I checked my banking app again and there it was: the withdrawal I made on Tuesday, and then another one on Wednesday with the same amount and another one on Thursday. 500 euros, hasta luego!
After that it all fell into place:
- how the Maya Expeditions guys told us that the ATM in Flores often runs out of money, so they will take us to the one that always works – but also has a skimming machine;
- how I thought it was weird that the ATM had a really big cover for the numbers; I had to kneel down to see I was typing in the right numbers – but it was probably this big only so that it could hide the camera recording my pin;
- how we drove pass our hostels and went to Maya Expeditions office first – only so that we would book their overpriced tours;
- how they told the German couple who forgot their phone in the first shuttle that they will get it back – but they should book tours with them;
- how one of the guys got really upset when I said I won’t buy their tour;
- how we later found that Maya Expeditions tour and transportation prices were double of other companies in Flores.
Out of the seven people who withdrew money from the ATM we were taken to, I know for sure four of us got our bank cards skimmed. Later I googled “Maya Expeditions Flores” and when I saw the search results my hand went all around the room to hit my forehead in a facepalm. Yep, it was an organised money scam we all fell for.

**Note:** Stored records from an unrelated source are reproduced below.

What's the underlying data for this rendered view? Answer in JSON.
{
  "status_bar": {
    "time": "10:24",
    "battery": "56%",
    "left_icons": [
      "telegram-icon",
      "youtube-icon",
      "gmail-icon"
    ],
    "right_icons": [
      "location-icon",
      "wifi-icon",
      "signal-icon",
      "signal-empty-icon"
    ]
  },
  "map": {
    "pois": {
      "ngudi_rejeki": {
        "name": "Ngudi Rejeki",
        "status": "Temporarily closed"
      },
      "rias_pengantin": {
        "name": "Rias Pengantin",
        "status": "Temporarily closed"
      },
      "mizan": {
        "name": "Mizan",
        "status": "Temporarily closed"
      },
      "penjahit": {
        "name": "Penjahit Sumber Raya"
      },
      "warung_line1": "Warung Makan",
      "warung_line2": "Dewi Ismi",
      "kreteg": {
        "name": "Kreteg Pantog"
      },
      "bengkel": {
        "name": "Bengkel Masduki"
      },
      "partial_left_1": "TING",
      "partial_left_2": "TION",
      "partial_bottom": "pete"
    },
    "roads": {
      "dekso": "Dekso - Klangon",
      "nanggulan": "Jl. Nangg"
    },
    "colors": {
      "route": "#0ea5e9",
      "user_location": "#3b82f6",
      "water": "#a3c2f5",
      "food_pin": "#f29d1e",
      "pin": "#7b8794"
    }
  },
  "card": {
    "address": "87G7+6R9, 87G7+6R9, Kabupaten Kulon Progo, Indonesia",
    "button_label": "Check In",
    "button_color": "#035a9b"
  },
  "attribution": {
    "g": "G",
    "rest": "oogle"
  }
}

What to do to avoid having your card skimmed
It’s difficult to recognise an ATM with a skimming machine, but you can take some precautions to avoid having your bank card’s information stolen:
- use a bank-operated ATM, those are less likely to have skimming machines
- always cover your fingers when you’re typing in your pin code to avoid having it recorded by camera. Also, touch all of the numbers on the keypad, new systems use thermal sensors to get your pin!
- if the keys seem hard to push, eject your card and don’t use the ATM
- check your bank statements often for unusual transactions and report them to your bank.